Time-lapse confocal video microscopy of cells treated with sceptrin. a) Effect of sceptrin on cell motility dynamics was tested on MDA-MB-231 cells transiently transfected with GFP-actin construct. Cells that had been seeded on fibronectin-coated LabTek chambers were pictured (20x objective) every 2 min up to 3 h. Panel a shows an RGB composite still image taken at time 0, 1, 2, and 3 h, where red represents 0 h, green 1 h, blue 2 h and white 3 h. Actual movies can be seen in online Supporting Information. b) Effect of sceptrin on HeLa cells was assayed as described for panel a. HeLa cells were induced to migrate by addition of hepatocyte growth factor (HGF) (10 ng mL⁻¹). A 40x objective was used to take the pictures in this case.

Figure 7

Inhibition of cell contractility and actin binding by sceptrin. a) Cell contractility was assayed using the clot retraction assay.
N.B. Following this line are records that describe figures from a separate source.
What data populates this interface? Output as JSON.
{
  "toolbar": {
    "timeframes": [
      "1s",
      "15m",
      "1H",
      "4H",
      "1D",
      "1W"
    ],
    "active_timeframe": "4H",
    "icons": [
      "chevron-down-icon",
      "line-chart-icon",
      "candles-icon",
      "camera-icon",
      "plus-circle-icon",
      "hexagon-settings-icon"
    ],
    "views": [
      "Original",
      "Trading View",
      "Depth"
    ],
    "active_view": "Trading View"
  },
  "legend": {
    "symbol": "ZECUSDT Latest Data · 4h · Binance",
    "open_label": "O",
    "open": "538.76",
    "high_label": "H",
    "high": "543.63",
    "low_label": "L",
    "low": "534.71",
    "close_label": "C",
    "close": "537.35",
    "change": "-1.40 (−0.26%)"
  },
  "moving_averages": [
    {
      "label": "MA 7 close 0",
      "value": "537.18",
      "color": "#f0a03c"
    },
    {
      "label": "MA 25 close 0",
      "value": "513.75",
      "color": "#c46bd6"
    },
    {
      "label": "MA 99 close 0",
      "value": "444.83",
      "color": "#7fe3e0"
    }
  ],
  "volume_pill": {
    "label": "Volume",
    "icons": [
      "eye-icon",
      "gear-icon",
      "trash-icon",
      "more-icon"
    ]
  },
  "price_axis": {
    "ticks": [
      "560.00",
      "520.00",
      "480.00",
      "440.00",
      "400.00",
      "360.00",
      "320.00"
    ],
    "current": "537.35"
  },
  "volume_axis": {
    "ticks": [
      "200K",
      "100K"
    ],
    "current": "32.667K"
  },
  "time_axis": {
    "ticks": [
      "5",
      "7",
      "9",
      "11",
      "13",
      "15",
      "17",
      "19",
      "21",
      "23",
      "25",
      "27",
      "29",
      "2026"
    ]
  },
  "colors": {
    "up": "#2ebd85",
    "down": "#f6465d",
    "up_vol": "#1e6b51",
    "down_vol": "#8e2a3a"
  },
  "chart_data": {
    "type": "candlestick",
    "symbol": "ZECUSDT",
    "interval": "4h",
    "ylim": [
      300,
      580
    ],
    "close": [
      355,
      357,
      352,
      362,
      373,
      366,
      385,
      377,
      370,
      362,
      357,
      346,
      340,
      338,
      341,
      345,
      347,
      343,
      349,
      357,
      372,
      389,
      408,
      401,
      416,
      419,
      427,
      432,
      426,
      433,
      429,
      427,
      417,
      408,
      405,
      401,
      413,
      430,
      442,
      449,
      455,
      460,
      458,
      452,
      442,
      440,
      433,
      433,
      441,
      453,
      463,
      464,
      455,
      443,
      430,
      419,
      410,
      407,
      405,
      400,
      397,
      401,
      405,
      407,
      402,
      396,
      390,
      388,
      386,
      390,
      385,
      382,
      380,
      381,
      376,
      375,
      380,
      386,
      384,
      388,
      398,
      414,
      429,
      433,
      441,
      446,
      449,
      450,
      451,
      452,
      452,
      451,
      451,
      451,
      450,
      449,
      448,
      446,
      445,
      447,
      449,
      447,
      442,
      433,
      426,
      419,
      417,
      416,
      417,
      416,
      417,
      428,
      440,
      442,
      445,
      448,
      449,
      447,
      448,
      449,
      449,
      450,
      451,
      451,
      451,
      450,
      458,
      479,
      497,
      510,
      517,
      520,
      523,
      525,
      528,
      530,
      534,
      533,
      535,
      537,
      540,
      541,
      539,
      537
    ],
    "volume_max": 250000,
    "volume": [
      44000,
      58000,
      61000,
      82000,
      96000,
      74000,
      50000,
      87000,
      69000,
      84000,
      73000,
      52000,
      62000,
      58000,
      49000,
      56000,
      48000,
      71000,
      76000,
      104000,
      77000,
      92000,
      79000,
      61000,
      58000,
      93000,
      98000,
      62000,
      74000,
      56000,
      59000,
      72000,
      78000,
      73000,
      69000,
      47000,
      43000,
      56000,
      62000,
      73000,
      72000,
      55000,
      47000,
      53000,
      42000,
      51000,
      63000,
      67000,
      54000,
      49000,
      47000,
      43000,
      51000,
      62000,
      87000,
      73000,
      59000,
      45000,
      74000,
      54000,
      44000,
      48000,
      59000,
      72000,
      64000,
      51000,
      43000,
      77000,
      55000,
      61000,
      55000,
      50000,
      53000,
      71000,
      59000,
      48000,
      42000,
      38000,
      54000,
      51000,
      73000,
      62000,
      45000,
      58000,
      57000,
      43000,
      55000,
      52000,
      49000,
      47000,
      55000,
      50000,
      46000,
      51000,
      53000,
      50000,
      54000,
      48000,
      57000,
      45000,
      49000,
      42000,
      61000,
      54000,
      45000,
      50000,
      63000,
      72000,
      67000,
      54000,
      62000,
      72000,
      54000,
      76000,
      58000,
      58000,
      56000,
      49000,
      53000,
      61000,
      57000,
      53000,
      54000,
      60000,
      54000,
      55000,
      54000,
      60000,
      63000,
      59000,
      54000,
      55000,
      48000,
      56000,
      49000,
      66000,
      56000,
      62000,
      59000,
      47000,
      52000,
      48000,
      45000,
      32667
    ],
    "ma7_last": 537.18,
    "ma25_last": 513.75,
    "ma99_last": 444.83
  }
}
CHOα_IIbβ₃ cells treated with vehicle, sceptrin (40 μM), or 10 μM Calpain inhibitor XI (positive control) were mixed with human serum, thrombin (2 U mL⁻¹), and CaCl₂ (5 mM). Clot was allowed to retract for 2 h, and still images were taken. All conditions were tested in triplicate and assayed in three independent experiments. Panel a shows a representative picture of each condition. b) 2D size of clots was segmented and quantified using the NIH ImageJ software. c) Isothermal titration calorimetry (ITC) binding curve after subtraction of the heat associated with sceptrin dilution. K_d = 19.4 ± 0.2 μM for sceptrin binding to G-actin is an average obtained from two independent measurements.